Olympic Park Civil System

https://sketchfab.com/3d-models/olympic-park-combined-parametric-civil-system-2f945671b9774c6bad6505aaf441aa83

Concept

The core idea of the combined model is to create a system, in which swift connectivity among subsystems is ensured. This takes the form of building transportation routes among these subsystems that allow the accessibility for Olympic park visitors.

Connectivity

This is ensured, as mentioned in the integration context, by two ways of transportation:

– Bus line (from terminals to Cable Car stations).

– Cable Car (from Tower Stations to Leisure Park – Leisure Park to elliptical Stadium).

(from Tower Station – circular Stadium).

Purpose of parametric model – Evacuation Procedures

Traffic aspect

We set out a goal to be achieved through altering and redefining new parameters. This goal is to have a reliable evacuation plan for visitors in case of fire emergencies inside the stadium. The key parameter for this is the amount of visitors traveling from the stadium back to the airport runway. Therefore, the input parameter “Traffic Load” referring to the allowed amount of people on one Gondola has to be accordingly chosen with the results of the evacuation assessment. Upon calculating the amount of visitors inside the stadium based on its area, we compare the amount of people that need to be evacuated per Gondel to the allowed amount of people per Gondola, which gives us the Traffic Overload.

In the course of area calculation, the elliptical stadium had a bigger space, which makes it the critical stadium to be considered in the evacuation plan.

Following assumptions have been made:

– Service Load inside the stadium 5 kN/m² [1]

– 30% of the whole visitors inside stadium are located on the rooftop for evacuation

– Evacuation time frame 20 minutes [2]

Fig 1 – Calculation nodes for evacuation assessment

Fig 2 – Input parameter for allowed amount of people on two Gondola

Evacuation Plan factors:

– Trip frequency (1 trip every 4 min)

– Time frame evacuation (20 min)

– Allowed amount of People inside two Gondola (550 Visitor/Gondola)

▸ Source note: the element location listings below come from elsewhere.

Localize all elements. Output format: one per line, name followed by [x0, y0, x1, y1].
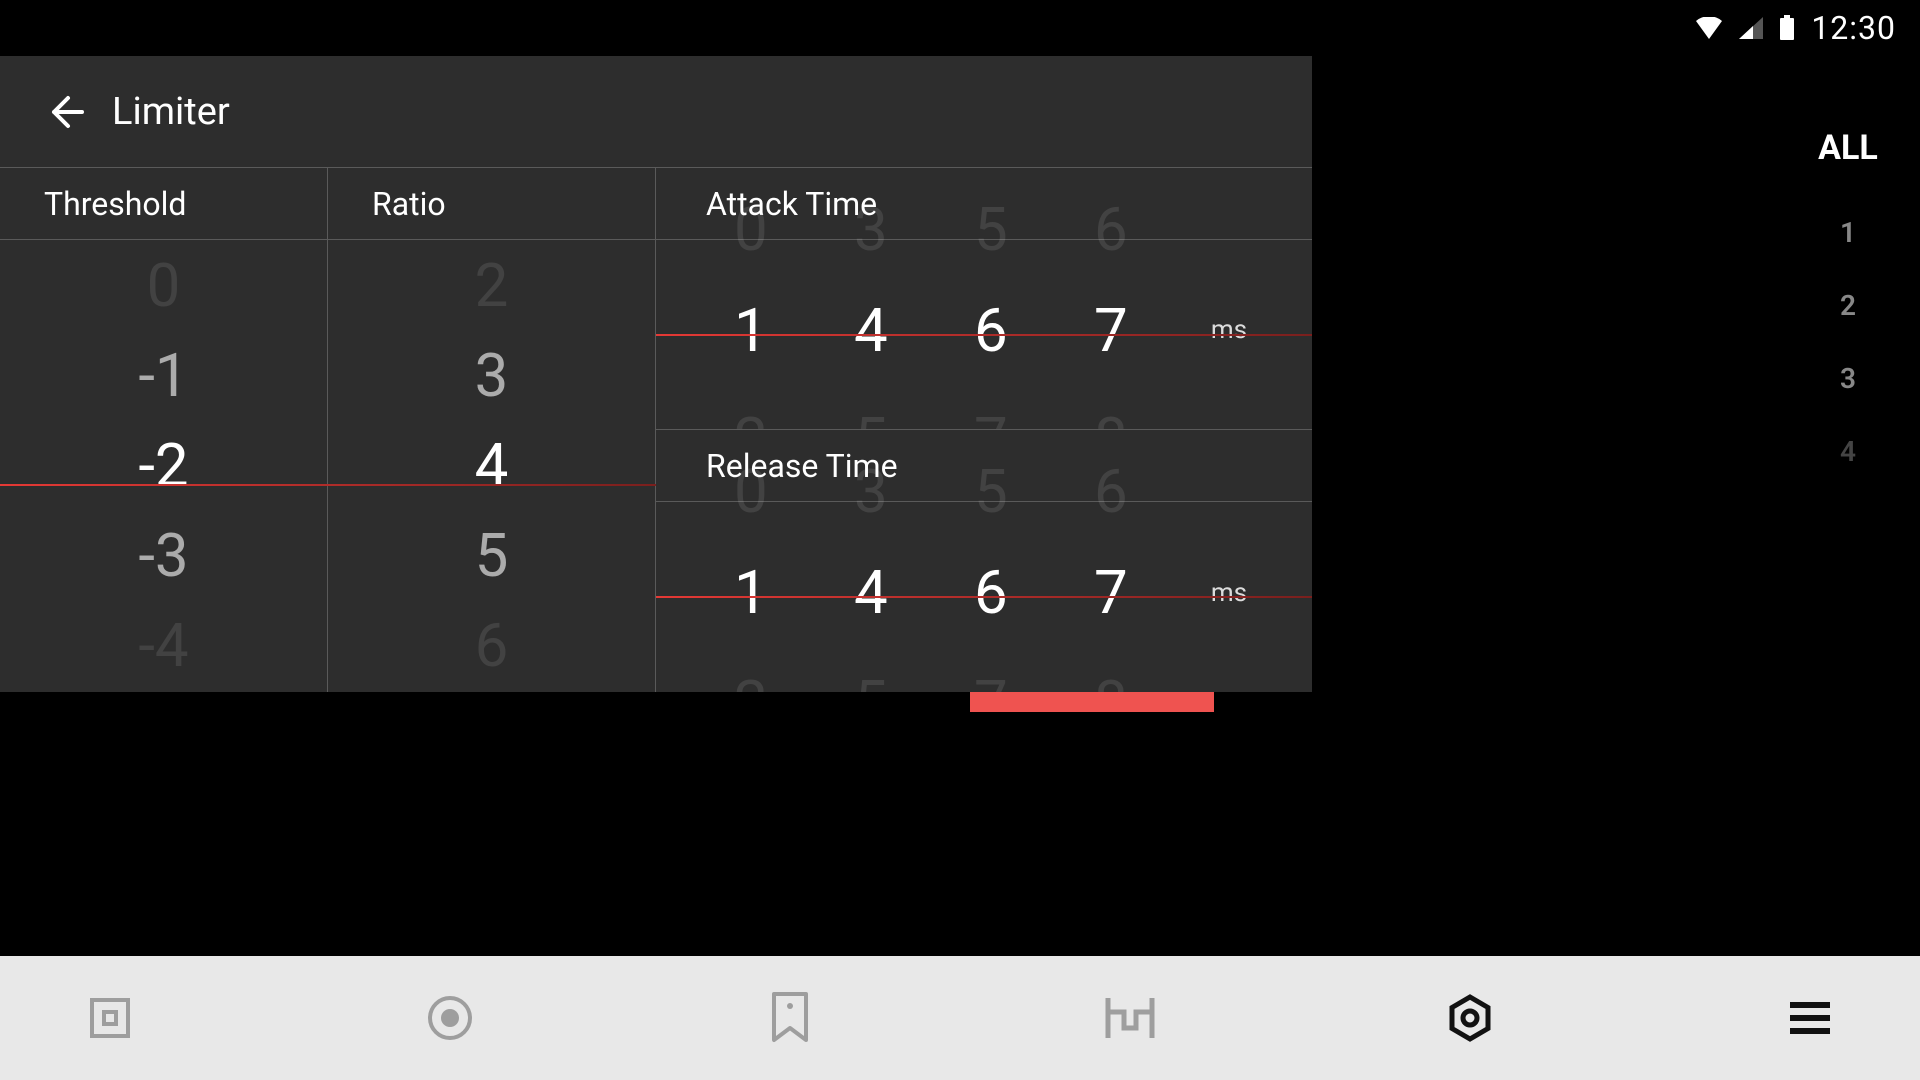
attack-unit: ms [1211, 315, 1247, 345]
release-time-block: Release Time 0 3 5 6 ms 1 4 6 7 ms [656, 430, 1312, 692]
release-digit: 7 [1081, 557, 1141, 628]
cell-signal-icon [1739, 17, 1763, 39]
release-digit: 5 [841, 667, 901, 692]
release-digit: 5 [961, 456, 1021, 527]
threshold-value-above: -1 [138, 331, 188, 421]
ratio-value-above: 3 [475, 331, 509, 421]
times-column: Attack Time 0 3 5 6 ms 1 4 6 7 ms [656, 168, 1312, 692]
tab-crossover-icon[interactable] [1100, 988, 1160, 1048]
tab-menu-icon[interactable] [1780, 988, 1840, 1048]
threshold-value-selected: -2 [138, 421, 188, 511]
release-digit: 6 [1081, 456, 1141, 527]
channel-2-button[interactable]: 2 [1840, 289, 1856, 322]
release-digit: 1 [721, 557, 781, 628]
tab-square-icon[interactable] [80, 988, 140, 1048]
ratio-column: Ratio 2 3 4 5 6 [328, 168, 656, 692]
release-time-wheel[interactable]: 0 3 5 6 ms 1 4 6 7 ms 2 [656, 502, 1312, 692]
attack-digit: 7 [1081, 295, 1141, 366]
tab-settings-icon[interactable] [1440, 988, 1500, 1048]
attack-time-block: Attack Time 0 3 5 6 ms 1 4 6 7 ms [656, 168, 1312, 430]
tab-record-icon[interactable] [420, 988, 480, 1048]
wifi-icon [1695, 17, 1723, 39]
attack-digit: 4 [841, 295, 901, 366]
page-title: Limiter [112, 90, 230, 134]
all-channels-button[interactable]: ALL [1818, 128, 1878, 168]
ratio-value-far-above: 2 [475, 241, 509, 331]
attack-digit: 8 [1081, 404, 1141, 430]
threshold-value-below: -3 [138, 511, 188, 601]
settings-panel: Limiter Threshold 0 -1 -2 -3 -4 Ratio 2 … [0, 56, 1312, 692]
release-digit: 6 [961, 557, 1021, 628]
release-unit: ms [1211, 578, 1247, 608]
threshold-wheel[interactable]: 0 -1 -2 -3 -4 [0, 240, 327, 692]
attack-digit: 5 [841, 404, 901, 430]
release-digit: 8 [1081, 667, 1141, 692]
attack-digit: 1 [721, 295, 781, 366]
attack-digit: 2 [721, 404, 781, 430]
channel-4-button[interactable]: 4 [1840, 435, 1856, 468]
release-digit: 4 [841, 557, 901, 628]
ratio-value-far-below: 6 [475, 601, 509, 691]
bottom-toolbar [0, 956, 1920, 1080]
attack-digit: 6 [961, 295, 1021, 366]
status-clock: 12:30 [1811, 9, 1896, 47]
ratio-value-below: 5 [475, 511, 509, 601]
attack-digit: 7 [961, 404, 1021, 430]
attack-digit: 5 [961, 194, 1021, 265]
tab-bookmark-icon[interactable] [760, 988, 820, 1048]
attack-digit: 6 [1081, 194, 1141, 265]
selected-tab-indicator [970, 692, 1214, 712]
attack-digit: 3 [841, 194, 901, 265]
back-button[interactable] [44, 90, 88, 134]
threshold-value-far-below: -4 [138, 601, 188, 691]
status-bar: 12:30 [0, 0, 1920, 56]
battery-icon [1779, 15, 1795, 41]
release-digit: 0 [721, 456, 781, 527]
attack-digit: 0 [721, 194, 781, 265]
release-digit: 2 [721, 667, 781, 692]
release-digit: 7 [961, 667, 1021, 692]
threshold-label: Threshold [0, 168, 327, 240]
ratio-wheel[interactable]: 2 3 4 5 6 [328, 240, 655, 692]
release-digit: 3 [841, 456, 901, 527]
channel-sidebar: ALL 1 2 3 4 [1776, 56, 1920, 692]
channel-3-button[interactable]: 3 [1840, 362, 1856, 395]
threshold-column: Threshold 0 -1 -2 -3 -4 [0, 168, 328, 692]
parameter-columns: Threshold 0 -1 -2 -3 -4 Ratio 2 3 4 5 6 [0, 168, 1312, 692]
threshold-value-far-above: 0 [147, 241, 181, 331]
attack-time-wheel[interactable]: 0 3 5 6 ms 1 4 6 7 ms 2 [656, 240, 1312, 429]
ratio-label: Ratio [328, 168, 655, 240]
ratio-value-selected: 4 [475, 421, 509, 511]
channel-1-button[interactable]: 1 [1840, 216, 1856, 249]
panel-header: Limiter [0, 56, 1312, 168]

As a result, we notice the needed amount of people for evacuation is 1070 visitors/min, which means 535 visitors/ Gondola. Thus we have a traffic overload percentage of 97%

Structural aspect

By changing the amount of allowed people inside the gondola, the structural analysis of the load bearing cable in the ultimate limit state changes. This change can be seen reflected through fig 1, where the needed diameter of the rope is now 185 mm for 3 roped cable car system.

Design alternatives:

Trip frequency

By changing the trio frequency from one trip every 4 min to one every 3 min, we achieve the illustrated results in fig 3.

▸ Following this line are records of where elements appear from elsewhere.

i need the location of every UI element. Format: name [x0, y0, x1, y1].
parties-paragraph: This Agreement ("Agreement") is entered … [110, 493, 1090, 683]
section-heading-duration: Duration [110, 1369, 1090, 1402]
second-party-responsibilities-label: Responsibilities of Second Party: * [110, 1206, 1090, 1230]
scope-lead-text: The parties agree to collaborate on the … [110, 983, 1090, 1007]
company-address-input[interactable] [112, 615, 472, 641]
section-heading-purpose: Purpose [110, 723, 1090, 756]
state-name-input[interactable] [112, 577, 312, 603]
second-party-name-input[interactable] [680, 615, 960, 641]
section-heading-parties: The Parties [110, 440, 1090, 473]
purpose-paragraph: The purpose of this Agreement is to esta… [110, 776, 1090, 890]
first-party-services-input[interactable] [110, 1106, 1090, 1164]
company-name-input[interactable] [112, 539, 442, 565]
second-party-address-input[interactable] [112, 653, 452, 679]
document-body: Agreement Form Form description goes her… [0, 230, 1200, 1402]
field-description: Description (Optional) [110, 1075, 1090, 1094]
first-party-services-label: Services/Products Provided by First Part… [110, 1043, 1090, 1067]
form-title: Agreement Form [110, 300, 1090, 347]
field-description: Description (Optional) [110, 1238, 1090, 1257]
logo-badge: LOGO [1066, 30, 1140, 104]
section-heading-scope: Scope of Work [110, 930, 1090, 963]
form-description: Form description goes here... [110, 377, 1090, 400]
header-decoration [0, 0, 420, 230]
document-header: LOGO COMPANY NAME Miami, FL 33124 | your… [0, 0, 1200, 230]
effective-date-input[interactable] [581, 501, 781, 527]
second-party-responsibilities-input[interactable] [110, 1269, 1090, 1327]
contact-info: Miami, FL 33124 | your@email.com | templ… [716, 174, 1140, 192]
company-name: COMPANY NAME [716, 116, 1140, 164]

We recognize the needed amount of people for evacuation is about 890 visitors/min, which means 445 visitors/ Gondola. Thus we have a traffic overload percentage of 73%

Fig 3: first alternative with higher frequency time

Allowed amount of people inside the Gondola

By changing the allowed amount of people inside one gondola from 550 to 900, which require a specialized gondola design that can take this huge traffic load.

The amount of evacuated people would not change since the trip frequency is kept the same. However, the percentage of traffic overlaod is down to 44%. This reflects negatively on the structural rope design, which mean that the cable diameter has to be 236 mm to carry such heavy load.

Fig 4: second alternative with higher amount of people per gondola

Height of the circular stadium

This alternative is examined in order to save the materials for the tower station connected to the circular stadium. By increasing the height of this stadium from 50 meter to match 75 meter (height of the airport station), structural aspect regarding the rope design would be easier since the two anchorage points of the rope are on the same height. However, this does not reflect on the transportation capacity, rather on the construction challenging of anchoring the rope in the circular stadium.